While attending San Jose State University, Evans won the 400-meter at the 1967 Pan American Games and the 1968 N.C.A.A. championships. He and his teammates Smith and Carlos became followers of Harry Edwards, the San Jose State sociologist who founded the Olympic Project for Human Rights. The organization was unable to get Black athletes to boycott the Mexico City Games but inspired the fist salutes and other protest gestures there.

Evans graduated from San Jose State in 1970 and from 1972 to 1974 competed in the International Track Association, a short-lived professional circuit. In addition to Nigeria, he later coached track and field in Cameroon, Qatar, Saudi Arabia and other countries. He was an assistant coach at the University of Washington in 2000 and 2001 and then head coach at the University of South Alabama until 2008, when he returned to Nigeria.

Evans had a son, Keith, from a marriage that ended in divorce in 1971. He and his second wife, Princess, a Liberian refugee, hoped to build a school near Monrovia, Liberia. He was in California to raise money for the project in 2011 when he learned that he had a brain tumor.

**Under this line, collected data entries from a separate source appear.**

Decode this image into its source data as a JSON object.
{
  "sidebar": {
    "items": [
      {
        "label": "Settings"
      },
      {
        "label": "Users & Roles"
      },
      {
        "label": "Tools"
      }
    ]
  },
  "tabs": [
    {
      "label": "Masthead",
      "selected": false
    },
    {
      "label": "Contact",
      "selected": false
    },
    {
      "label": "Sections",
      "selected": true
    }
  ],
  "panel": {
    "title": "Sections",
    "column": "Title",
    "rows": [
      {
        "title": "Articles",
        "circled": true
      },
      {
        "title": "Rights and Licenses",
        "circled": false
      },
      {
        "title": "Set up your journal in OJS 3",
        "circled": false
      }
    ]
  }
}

The tumor was found to be benign and removed.

Complete information on survivors was not immediately available.

Evans’s career was chronicled in Frank Murphy’s book “The Last Protest: Lee Evans in Mexico City” (2006).

In 2014, Evans was banned from coaching for four years by the Athletics Federation of Nigeria for giving a schoolgirl performance-enhancing substances that might have been responsible for her failing a doping test. But in 2019, apparently rehabilitated in the eyes of his many fans, he appeared on Nigerian television as a national hero, presented as a special guest of the Sports Parliament on NTA, the country’s largest network.